Turin - Il y a plusieurs anecdotes qui ont présenté la Juventus et Silvio Berlusconi, ancienne présidente de Milan, décédée aujourd'hui à l'âge de 86 ans. Patron des Rossoneri De 1986 à 2017, Milan de Berlusconi a été l'un des plus grands rivaux des Bianconeri depuis environ trente ans. Il y a beaucoup, en fait les phrases célèbres que Berlusconi se tourna vers Juve, mais le premier échange de blagues au début de son aventure dans le Rossoneri arrive avec l'avocat Agnelli le 5 octobre 1986.
L'avocat et la blague de Knight dans une rare interview RAI avant le match qui met leurs clubs cardiaques devant eux. Ce n'est pas le défi entre Agnelli et Berlusconi, c'est un défi entre les techniciens et les joueurs, clarifie l'avocat qui explique: Aujourd'hui, si Milan Win fait un grand résultat, si nous gagnons est moins important.
Berlusconi insiste: Pas de prix aux joueurs si nous gagnons, ils viendront s'ils se carrément en Europe. Aujourd'hui, ils sont chargés et veulent donner un mécontentement à l'avocat, avec le président de la Juventus qui répond: Berlusconi est un grand Calme du marché . Un pré-match entre deux grands entrepreneurs et deux grands fans de football.
Berlusconi n'a jamais épargné de phrases et de blagues sur l'environnement Juve. En 1988, il a déclaré: «Si je crois qu'Agnelli s'amuserait à être le président de ce Milan? Je pense que je m'amuserais plus pour être le président de Fiat. Le Bianconeri était également réservé au soufflage du marché avec le blitz pour Alessandro Nesta: «Les drapeaux du football ne sont pas vendus et ne sont pas achetés. Je n'ai jamais fait d'offre pour Nesta quand j'étais président de Milan, je pensais que la Lazio devrait le garder serré.

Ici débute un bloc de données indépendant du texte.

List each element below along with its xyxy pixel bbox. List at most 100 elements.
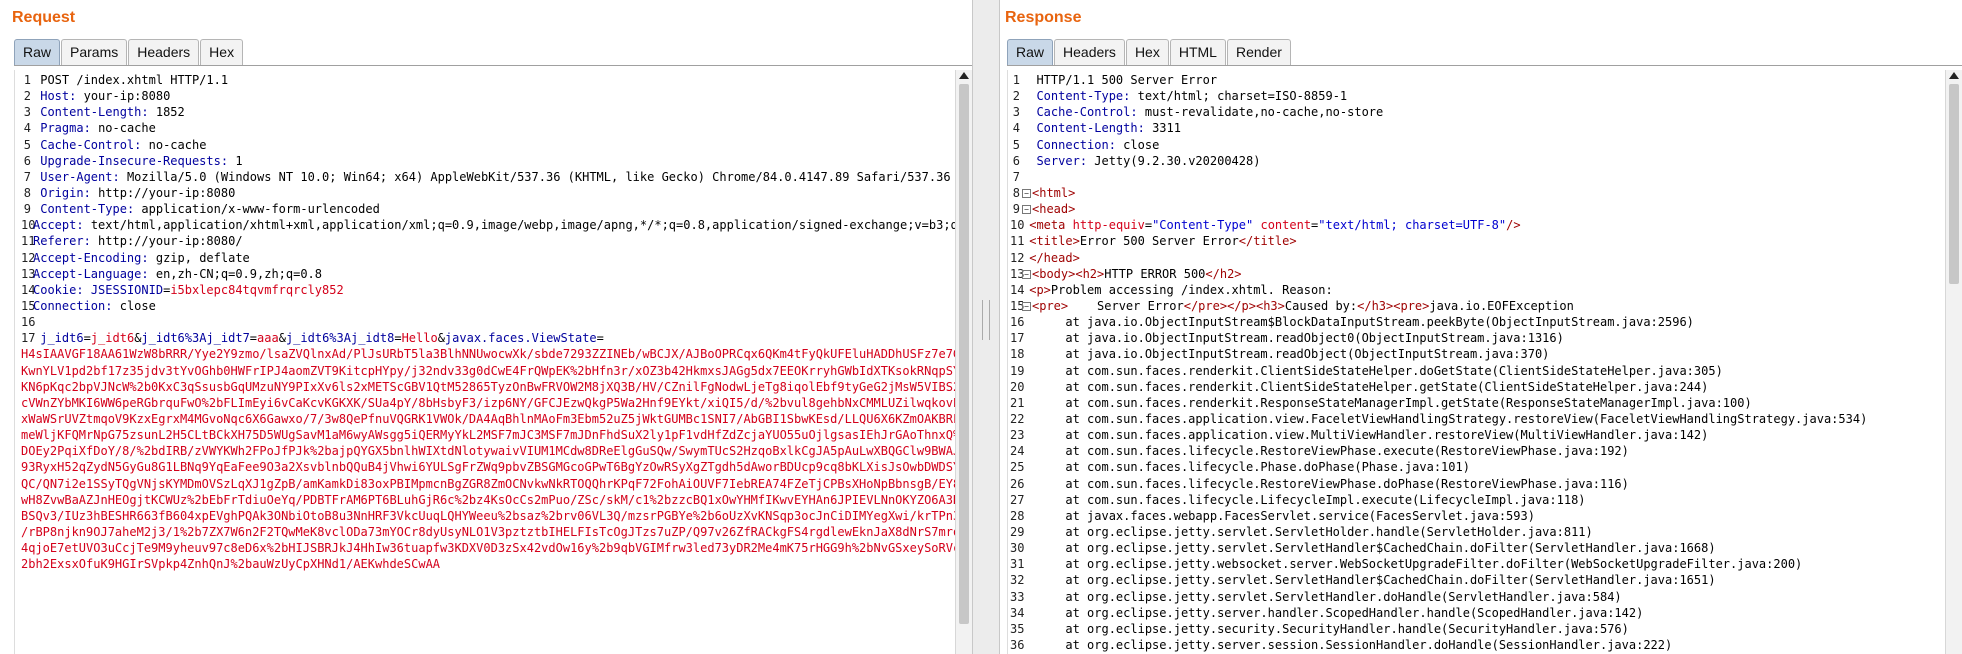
request-scrollbar[interactable]	[955, 70, 972, 654]
response-scrollbar[interactable]	[1945, 70, 1962, 654]
html-line: 10 <meta http-equiv="Content-Type" conte…	[1010, 218, 1521, 233]
stack-text: at org.eclipse.jetty.server.handler.Scop…	[1065, 605, 1644, 620]
header-line: 13Accept-Language: en,zh-CN;q=0.9,zh;q=0…	[21, 266, 323, 281]
tab-hex[interactable]: Hex	[1125, 39, 1169, 65]
viewstate-line: cVWnZYbMKI6WW6peRGbrquFwO%2bFLImEyi6vCaK…	[21, 395, 972, 411]
html-line: 11 <title>Error 500 Server Error</title>	[1010, 234, 1297, 249]
blank-line: 16	[21, 315, 36, 330]
header-value: close	[1123, 137, 1160, 152]
header-name: Content-Type	[40, 202, 127, 217]
stack-text: at com.sun.faces.lifecycle.RestoreViewPh…	[1065, 476, 1629, 491]
scroll-thumb[interactable]	[1949, 84, 1959, 284]
header-line: 8 Origin: http://your-ip:8080	[23, 185, 236, 200]
stack-line: 25 at com.sun.faces.lifecycle.Phase.doPh…	[1010, 459, 1944, 475]
html-tag: <p>	[1029, 282, 1051, 297]
stack-text: at java.io.ObjectInputStream.readObject(…	[1065, 347, 1550, 362]
cookie-line: 14Cookie: JSESSIONID=i5bxlepc84tqvmfrqrc…	[21, 282, 344, 297]
request-lines: 1 POST /index.xhtml HTTP/1.1 2 Host: you…	[21, 72, 972, 572]
html-attr-value: "Content-Type"	[1152, 218, 1254, 233]
tab-headers[interactable]: Headers	[128, 39, 200, 65]
stack-trace-block: 16 at java.io.ObjectInputStream$BlockDat…	[1010, 314, 1944, 654]
tab-raw[interactable]: Raw	[1007, 39, 1054, 65]
viewstate-line: wH8ZvwBaAZJnHEOgjtKCWUz%2bEbFrTdiuOeYq/P…	[21, 492, 972, 508]
header-value: 1	[235, 153, 243, 168]
viewstate-text: DOEy2PqiXfDoY/8/%2bdIRB/zVWYKWh2FPoJfPJk…	[21, 444, 972, 459]
request-line-text: POST /index.xhtml HTTP/1.1	[40, 73, 229, 87]
request-editor[interactable]: 1 POST /index.xhtml HTTP/1.1 2 Host: you…	[14, 70, 972, 654]
stack-text: at org.eclipse.jetty.websocket.server.We…	[1065, 557, 1803, 572]
stack-text: at com.sun.faces.renderkit.ClientSideSta…	[1065, 379, 1709, 394]
fold-collapse-icon[interactable]: −	[1022, 188, 1031, 198]
tab-headers[interactable]: Headers	[1054, 39, 1125, 65]
stack-line: 22 at com.sun.faces.application.view.Fac…	[1010, 411, 1944, 427]
line-number: 33	[1010, 589, 1025, 604]
html-text: HTTP ERROR 500	[1104, 266, 1206, 281]
stack-line: 20 at com.sun.faces.renderkit.ClientSide…	[1010, 379, 1944, 395]
viewstate-text: meWljKFQMrNpG75zsunL2H5CLtBCkXH75D5WUgSa…	[21, 428, 972, 443]
line-number: 27	[1010, 492, 1025, 507]
request-tabs: Raw Params Headers Hex	[14, 39, 244, 65]
tab-html[interactable]: HTML	[1169, 39, 1226, 65]
scroll-up-arrow-icon[interactable]	[959, 72, 969, 79]
stack-text: at javax.faces.webapp.FacesServlet.servi…	[1065, 508, 1535, 523]
html-tag: <pre>	[1032, 298, 1069, 313]
divider-grip[interactable]	[982, 300, 990, 340]
viewstate-text: BSQv3/IUz3hBESHR663fB604xpEVghPQAk3ONbiO…	[21, 508, 972, 523]
html-text: java.io.EOFException	[1429, 298, 1574, 313]
header-value: must-revalidate,no-cache,no-store	[1144, 105, 1384, 120]
line-number: 23	[1010, 428, 1025, 443]
header-name: Server	[1036, 153, 1080, 168]
html-line: 13− <body><h2>HTTP ERROR 500</h2>	[1010, 266, 1242, 281]
fold-collapse-icon[interactable]: −	[1022, 269, 1031, 279]
stack-line: 35 at org.eclipse.jetty.security.Securit…	[1010, 621, 1944, 637]
header-line: 4 Content-Length: 3311	[1012, 121, 1181, 136]
cookie-name: JSESSIONID	[90, 282, 164, 297]
stack-line: 32 at org.eclipse.jetty.servlet.ServletH…	[1010, 572, 1944, 588]
viewstate-text: 93RyxH52qZydN5GyGu8G1LBNq9YqEaFee9O3a2Xs…	[21, 460, 972, 475]
html-text: Problem accessing /index.xhtml. Reason:	[1050, 282, 1333, 297]
header-line: 6 Upgrade-Insecure-Requests: 1	[23, 153, 243, 168]
panel-divider[interactable]	[972, 0, 1000, 654]
line-number: 17	[1010, 331, 1025, 346]
header-name: Accept-Encoding	[33, 250, 142, 265]
header-line: 12Accept-Encoding: gzip, deflate	[21, 250, 250, 265]
stack-line: 31 at org.eclipse.jetty.websocket.server…	[1010, 556, 1944, 572]
tab-params[interactable]: Params	[61, 39, 128, 65]
tab-hex[interactable]: Hex	[200, 39, 244, 65]
status-line-text: HTTP/1.1 500 Server Error	[1036, 73, 1218, 87]
viewstate-line: 2bh2ExsxOfuK9HGIrSVpkp4ZnhQnJ%2bauWzUyCp…	[21, 556, 954, 572]
stack-text: at com.sun.faces.renderkit.ResponseState…	[1065, 395, 1752, 410]
line-number: 29	[1010, 524, 1025, 539]
viewstate-line: meWljKFQMrNpG75zsunL2H5CLtBCkXH75D5WUgSa…	[21, 427, 972, 443]
line-number: 32	[1010, 573, 1025, 588]
header-name: Content-Type	[1036, 89, 1124, 104]
stack-line: 28 at javax.faces.webapp.FacesServlet.se…	[1010, 508, 1944, 524]
param-name: j_idt6%3Aj_idt7	[141, 331, 250, 346]
param-name: j_idt6%3Aj_idt8	[285, 331, 395, 346]
header-name: Connection	[1036, 137, 1109, 152]
viewstate-line: 93RyxH52qZydN5GyGu8G1LBNq9YqEaFee9O3a2Xs…	[21, 459, 972, 475]
tab-raw[interactable]: Raw	[14, 39, 61, 65]
fold-collapse-icon[interactable]: −	[1022, 205, 1031, 215]
fold-collapse-icon[interactable]: −	[1022, 301, 1031, 311]
scroll-up-arrow-icon[interactable]	[1949, 72, 1959, 79]
response-editor[interactable]: 1 HTTP/1.1 500 Server Error 2 Content-Ty…	[1007, 70, 1962, 654]
line-number: 22	[1010, 411, 1025, 426]
html-tag: </h3><pre>	[1357, 298, 1430, 313]
viewstate-line: xWaWSrUVZtmqoV9KzxEgrxM4MGvoNqc6X6Gawxo/…	[21, 411, 972, 427]
header-line: 10Accept: text/html,application/xhtml+xm…	[21, 217, 972, 233]
header-name: Content-Length	[1036, 121, 1138, 136]
html-text: Caused by:	[1284, 298, 1358, 313]
request-panel: Request Raw Params Headers Hex 1 POST /i…	[0, 0, 972, 654]
tab-render[interactable]: Render	[1226, 39, 1291, 65]
viewstate-line: KwnYLV1pd2bf17z35jdv3tYvOGhb0HWFrIPJ4aom…	[21, 363, 972, 379]
viewstate-text: xWaWSrUVZtmqoV9KzxEgrxM4MGvoNqc6X6Gawxo/…	[21, 411, 972, 426]
viewstate-line: H4sIAAVGF18AA61WzW8bRRR/Yye2Y9zmo/lsaZVQ…	[21, 346, 972, 362]
header-value: gzip, deflate	[155, 250, 250, 265]
viewstate-text: cVWnZYbMKI6WW6peRGbrquFwO%2bFLImEyi6vCaK…	[21, 395, 972, 410]
viewstate-text: KwnYLV1pd2bf17z35jdv3tYvOGhb0HWFrIPJ4aom…	[21, 363, 972, 378]
stack-line: 21 at com.sun.faces.renderkit.ResponseSt…	[1010, 395, 1944, 411]
scroll-thumb[interactable]	[959, 84, 969, 624]
line-number: 19	[1010, 363, 1025, 378]
response-lines: 1 HTTP/1.1 500 Server Error 2 Content-Ty…	[1010, 72, 1944, 654]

Ensuite, face à la possibilité très concrète que le joueur est allé à la Juventus, alors, et seulement dans ce cas, je suis intervenu, afin de ne pas permettre à mon concurrent direct de se renforcer . Plus récent, en 2012, la phrase après une victoire avec le jaune: Batter la Juventus avec un doute est encore plus belle. Mais se regrette également avec le passage de Pirlo en noir et blanc: «Pirlo est une blessure toujours ouverte, dans mon cœur et dans celle de tous les Rossoneri. Au cours de la dernière année, il n'était pas en phase avec l'environnement de Milanello et avec l'entraîneur: ce n'était pas notre volonté de le vendre . Et puis la promesse inhabituelle dans sa dernière aventure avec Monza pour motiver son équipe: Si vous battez de la Juve ou de l'Inter, je vous fais aller aux vestiaires un bus plein de tr ** e.